La responsabilité de la France dans le génocide au Rwanda au prisme de la pensée d'Arendt

Martine Leibovici, propos recueillis par Jean-Marie Pottier publié le 09 avril 2021 9 min

Le rapport de la commission présidée par l’historien Vincent Duclert sur l’attitude de la France avant et pendant le génocide envers les Tutsi au Rwanda en 1994 écarte l’hypothèse d’une complicité de l’État français mais conclut à une série de responsabilités, politiques, éthique et « cognitives ». Nous l’avons soumis à Martine Leibovici, spécialiste de la pensée de Hannah Arendt, qui en éclaire les enjeux philosophiques.

 

En tant que spécialiste de philosophie politique, et en particulier de Hannah Arendt, qu’est-ce qui vous a le plus frappée dans le rapport Duclert ?

Martine Leibovici : Je réagis d’abord en tant que citoyenne : ce qui m’a frappée, c’est l’extraordinaire documentation qu’il apporte sur le fonctionnement de l’État en France.
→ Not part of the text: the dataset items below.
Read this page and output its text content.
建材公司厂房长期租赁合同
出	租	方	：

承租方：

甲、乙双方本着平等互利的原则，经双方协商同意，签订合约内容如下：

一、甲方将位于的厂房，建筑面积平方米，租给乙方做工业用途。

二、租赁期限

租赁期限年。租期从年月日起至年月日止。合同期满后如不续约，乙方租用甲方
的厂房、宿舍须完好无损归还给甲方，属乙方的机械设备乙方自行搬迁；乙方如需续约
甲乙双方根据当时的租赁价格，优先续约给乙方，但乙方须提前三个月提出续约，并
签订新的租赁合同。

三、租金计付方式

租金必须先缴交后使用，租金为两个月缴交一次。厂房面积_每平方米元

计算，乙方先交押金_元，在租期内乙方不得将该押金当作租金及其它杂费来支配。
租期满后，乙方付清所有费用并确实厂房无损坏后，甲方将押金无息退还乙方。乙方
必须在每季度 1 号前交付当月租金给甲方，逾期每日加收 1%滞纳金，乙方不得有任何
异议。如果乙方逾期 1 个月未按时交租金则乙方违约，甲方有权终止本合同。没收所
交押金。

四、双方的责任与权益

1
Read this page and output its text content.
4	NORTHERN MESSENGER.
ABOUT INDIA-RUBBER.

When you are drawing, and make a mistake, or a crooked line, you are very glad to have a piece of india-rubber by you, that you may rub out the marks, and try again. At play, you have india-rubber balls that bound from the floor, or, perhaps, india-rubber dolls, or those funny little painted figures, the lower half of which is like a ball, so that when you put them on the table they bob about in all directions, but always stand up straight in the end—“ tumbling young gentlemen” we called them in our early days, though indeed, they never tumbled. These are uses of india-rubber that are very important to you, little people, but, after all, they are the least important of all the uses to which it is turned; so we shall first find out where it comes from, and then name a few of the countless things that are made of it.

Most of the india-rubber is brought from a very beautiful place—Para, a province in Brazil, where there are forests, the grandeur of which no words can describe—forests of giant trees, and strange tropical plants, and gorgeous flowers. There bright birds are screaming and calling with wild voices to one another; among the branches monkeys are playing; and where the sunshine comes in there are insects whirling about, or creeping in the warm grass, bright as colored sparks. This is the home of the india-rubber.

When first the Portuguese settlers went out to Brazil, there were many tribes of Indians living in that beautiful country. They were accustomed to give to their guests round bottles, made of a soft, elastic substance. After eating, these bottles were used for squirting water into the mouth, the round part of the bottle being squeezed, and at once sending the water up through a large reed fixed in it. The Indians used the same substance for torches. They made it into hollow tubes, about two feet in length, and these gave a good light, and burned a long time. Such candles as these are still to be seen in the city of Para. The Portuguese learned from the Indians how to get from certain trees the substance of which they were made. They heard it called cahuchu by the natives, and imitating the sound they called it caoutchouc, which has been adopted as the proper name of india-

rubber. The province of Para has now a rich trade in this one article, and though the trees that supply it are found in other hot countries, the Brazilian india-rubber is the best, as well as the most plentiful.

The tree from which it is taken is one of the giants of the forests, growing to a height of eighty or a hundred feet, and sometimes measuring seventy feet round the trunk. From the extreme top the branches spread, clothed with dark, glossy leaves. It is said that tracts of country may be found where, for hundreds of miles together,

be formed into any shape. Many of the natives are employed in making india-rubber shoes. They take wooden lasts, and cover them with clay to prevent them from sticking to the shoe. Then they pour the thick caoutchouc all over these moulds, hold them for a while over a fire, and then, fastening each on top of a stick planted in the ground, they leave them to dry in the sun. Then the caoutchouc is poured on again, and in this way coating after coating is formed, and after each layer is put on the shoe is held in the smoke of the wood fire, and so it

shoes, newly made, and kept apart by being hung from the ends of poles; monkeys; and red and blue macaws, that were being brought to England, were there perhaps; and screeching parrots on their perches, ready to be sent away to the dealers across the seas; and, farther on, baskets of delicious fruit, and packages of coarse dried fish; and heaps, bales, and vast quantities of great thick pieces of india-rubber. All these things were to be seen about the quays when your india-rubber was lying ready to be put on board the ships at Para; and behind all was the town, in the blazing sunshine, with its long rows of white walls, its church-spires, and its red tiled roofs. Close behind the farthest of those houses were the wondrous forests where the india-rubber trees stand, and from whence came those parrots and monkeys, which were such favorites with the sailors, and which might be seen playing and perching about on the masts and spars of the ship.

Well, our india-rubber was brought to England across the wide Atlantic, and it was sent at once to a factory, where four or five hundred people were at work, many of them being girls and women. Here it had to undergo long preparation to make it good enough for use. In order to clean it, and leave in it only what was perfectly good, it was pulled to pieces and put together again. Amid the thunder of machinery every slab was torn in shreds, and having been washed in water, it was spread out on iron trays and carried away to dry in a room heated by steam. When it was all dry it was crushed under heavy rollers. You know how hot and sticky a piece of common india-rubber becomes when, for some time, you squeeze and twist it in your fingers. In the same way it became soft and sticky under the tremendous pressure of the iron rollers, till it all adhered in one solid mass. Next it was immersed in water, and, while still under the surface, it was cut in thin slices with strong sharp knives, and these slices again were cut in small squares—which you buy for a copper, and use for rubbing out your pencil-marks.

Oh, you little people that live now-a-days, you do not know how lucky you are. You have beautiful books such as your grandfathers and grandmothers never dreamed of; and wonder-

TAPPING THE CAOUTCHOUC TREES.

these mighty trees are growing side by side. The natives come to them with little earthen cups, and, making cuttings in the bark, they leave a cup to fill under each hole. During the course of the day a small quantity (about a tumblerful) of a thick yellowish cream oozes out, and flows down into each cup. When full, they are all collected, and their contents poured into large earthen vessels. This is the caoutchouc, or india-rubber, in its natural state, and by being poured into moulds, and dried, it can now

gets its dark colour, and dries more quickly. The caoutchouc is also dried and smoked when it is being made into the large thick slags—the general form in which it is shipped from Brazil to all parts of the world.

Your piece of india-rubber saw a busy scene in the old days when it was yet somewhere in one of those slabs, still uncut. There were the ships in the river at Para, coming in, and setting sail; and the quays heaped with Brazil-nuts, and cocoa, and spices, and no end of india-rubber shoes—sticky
Sa publication a, par ailleurs, déclenché ces derniers jours une discussion qui n’avait jamais eu lieu de manière aussi publique sur le génocide des Tutsi. Concernant l’existence ou non d’une complicité, certains se réjouissent de la phrase l'écartant, d’autres la prennent pour un dédouanement. Elle dépend en fait d’un si : « Si l’on entend [par complicité] une volonté de s’associer à l’entreprise génocidaire, rien dans les archives consultées ne vient le démontrer. » On peut, à juste titre, faire remarquer qu’une autre entente de la complicité est possible à partir des jugements du Tribunal pénal international pour le Rwanda (TPIR) et que, dès lors, les archives consultées et le rapport lui-même, qui insiste d’un bout à l’autre sur le soutien non seulement politique mais matériel apporté à un régime génocidaire, ou en train de le devenir, en revient à une complicité au sens du TPIR. Bref, la question de la complicité n’est pas réglée, mais au contraire ouverte par ce rapport. Par rapport à l’œuvre d’Arendt, trois choses m’ont frappée : la question de la nature de l’État et du dédoublement de ses services ; celle de la responsabilité politique, institutionnelle et collective ; et celle de la « responsabilité cognitive », pour reprendre une expression qui apparaît dans la conclusion du rapport.

 

En quoi consistait ce dédoublement des services de l’État ?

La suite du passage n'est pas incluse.